Louis XIV était désormais fixé, et la perte de son ministre infidèle était
résolue. Le
malheureux Fouquet était aveugle et semblait travailler lui-même à sa perte.
Une véritable coalition s’était formée contre lui. Letellier et de Lionne
s’étaient joints à Colbert. Ils donnèrent au surintendant le conseil perfide
de vendre sa charge de procureur général au Parlement de Paris. Il le fit, et
désormais il cessait d’être justiciable de cette compagnie. C’était
précisément ce que voulaient ses ennemis. Cette
vente produisit un million qu’il alla incontinent porter au roi. Louis XIV
accepta ce royal présent, et Fouquet se crut plus que jamais à la veille de
devenir premier ministre. Pour peser d’une manière tout à fait décisive sur
les résolutions du coi, il lui donna une fête sans précédents dans son
incomparable domaine de Vaux. C'était bien mal connaître le caractère de
Louis. L’orgueilleux monarque frémit d’indignation à la lecture de cette
devise qu’avait prise le maître du logis : Quo
non ascendam ? Où ne monterai-je pas ? tandis que les courtisans contemplaient les armes
de Fouquet : un écureuil poursuivant une couleuvre, et y voyaient une
insolente menace à l'adresse de Colbert — en latin coluber veut dire couleuvre —. Le roi songeait à faire arrêter Fouquet sur-le-champ
: les instances de la reine-mère finirent par le calmer, et la fête se
termina sans scandale. L’exécution
de ce projet n’était qu’ajournée, et ce
dessein, dit Louis XIV lui-même, me donna une peine incroyable ; car non
seulement je voyais que pendant ce temps-là il préparait de nouvelles
subtilités pour me voler, mais ce qui m’incommodait davantage était que, pour
augmenter la réputation de son crédit, il affectait de me demander des
audiences particulières, et que, pour ne pas lui donner de défiance, j’étais
contraint de les lui accorder[23]. On voit que Louis XIV
pratiquait la maxime de Machiavel : Qui ne sait dissimuler, ne sait régner.

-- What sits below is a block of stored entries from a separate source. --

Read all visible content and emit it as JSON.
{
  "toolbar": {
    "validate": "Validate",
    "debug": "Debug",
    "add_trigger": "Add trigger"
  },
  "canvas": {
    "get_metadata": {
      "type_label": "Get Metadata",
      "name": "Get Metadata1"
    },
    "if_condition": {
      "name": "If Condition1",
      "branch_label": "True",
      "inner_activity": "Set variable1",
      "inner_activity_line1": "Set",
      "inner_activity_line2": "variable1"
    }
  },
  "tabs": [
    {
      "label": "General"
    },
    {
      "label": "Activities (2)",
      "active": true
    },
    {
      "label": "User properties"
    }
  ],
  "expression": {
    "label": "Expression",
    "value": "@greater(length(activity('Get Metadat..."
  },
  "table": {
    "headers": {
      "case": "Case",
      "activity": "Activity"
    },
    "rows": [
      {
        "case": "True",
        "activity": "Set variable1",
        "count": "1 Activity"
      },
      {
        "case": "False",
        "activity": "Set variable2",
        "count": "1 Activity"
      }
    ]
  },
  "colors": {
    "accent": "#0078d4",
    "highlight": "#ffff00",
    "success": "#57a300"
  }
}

Quand il eut bien endormi la prudence du surintendant, le roi, à l’occasion
de la tenue des États de Bretagne, organisa un voyage à Nantes et pria
Fouquet de l’accompagner. A Orléans, la cour s’embarqua sur la Loire.

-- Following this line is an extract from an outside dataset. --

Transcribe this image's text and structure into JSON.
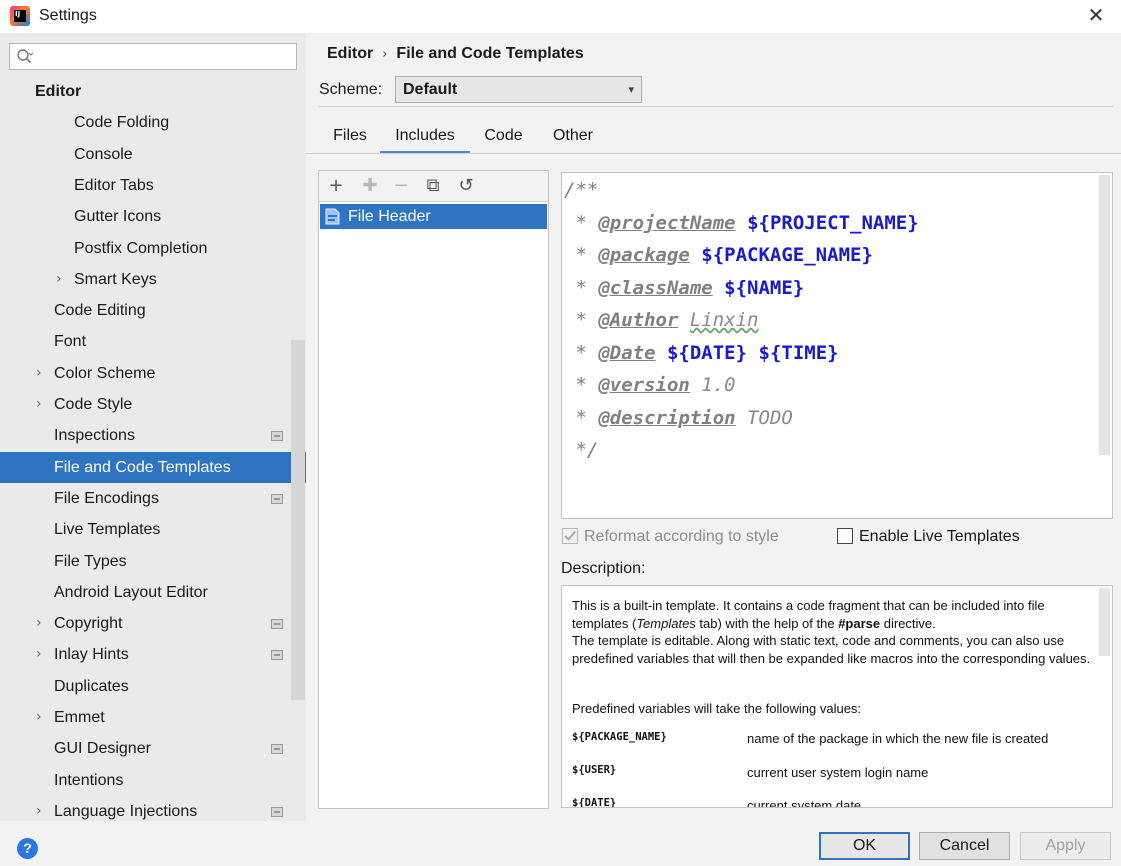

Derrière la barque royale venaient deux nacelles, dont l’une portait Fouquet,
l’autre Colbert. Chacun disait tout bas : Bientôt
l’une des deux coulera l’autre. Elles
arrivèrent pourtant sans encombre jusqu’à Nantes ; mais, là, le surintendant
fut arrêté brusquement et conduit dans la prison du château d’Angers. Il y
attendit trois ans que l’instruction de son procès fût terminée. Au bout de
ce temps, il fut transféré à la Bastille et traduit devant une commission
dont il récusa jusqu’à la fin la compétence. On peut
reprocher à Colbert d’avoir manqué de générosité en cette circonstance et
d’avoir poursuivi avec un acharnement hors de saison son ennemi tombé. Il
était d’accord en cela avec son ancien protecteur Letellier. Quelqu’un louait
devant Turenne la modération du second qui faisait contraste avec
l’emportement du premier : Oui, répondit Turenne, je crois que M. Colbert a plus d’envie qu’il soit pendu et
que M. Letellier a plus de peur qu’il ne le soit pas. — Il faut que vous sachiez que M. Colbert est tellement
enragé qu’on attend quelque chose d’atroce et d’injuste
[24]. Ainsi s’exprime M m0 de
Sévigné. L’oncle maternel de Colbert était parmi les juges, et non des moins
ardents contre l’accusé. Ce matin, Pussort a
parlé quatre heures, mais avec tant de véhémence, tant de chaleur, tant
d’emportement, tant de rage, que plusieurs juges en étaient scandalisés[25]. Aussi tout le monde s’intéresse dans cette grande affaire. On ne
parle d’autre chose ; on raisonne, on tire des conséquences, on compte sur
ses doigts ; on s’attendrit, on espère, on craint, on peste, on souhaite, on
hait, on admire, on est triste, on est accablé... C’est une chose
extraordinaire que l’état où l’on est... Mais c’est une
chose divine que la résignation et la fermeté de notre cher malheureux[26]. On voit
dans ce dernier passage que Fouquet avait conservé des amis. La touchante
élégie de La Fontaine aux nymphes de Vaux fit verser bien des larmes ; Mme de
Sévigné, Saint-Évremond, Mlle de Scudéry parlèrent et agirent en faveur de
l’accusé. Pelisson voulait partager sa prison ; car Louis XIV aggrava la
sentence prononcée par les juges sous la pression de l’opinion. Cette sentence
concluait au bannissement perpétuel ; le roi commua en une détention
perpétuelle dans la forteresse de Pignerol. Fouquet
méritait-il, après tout, tant de rigueur ? A prendre les choses dans notre
société actuelle, certainement oui ; mais en se reportant à l’époque et aux mœurs
du temps, on peut dire hardiment non. Il semble que le jugement le plus juste
sur toute cette affaire ait été porté par l’abbé de Choisy : Il était coupable ; mais, à force de le poursuivre contre
les formes, il attira les juges en sa faveur, et son innocence prétendue fut
un effet de la colère aveugle et précipitée de ses ennemis[27]. Après
la disgrâce de Fouquet, la charge de surintendant des finances fut supprimée.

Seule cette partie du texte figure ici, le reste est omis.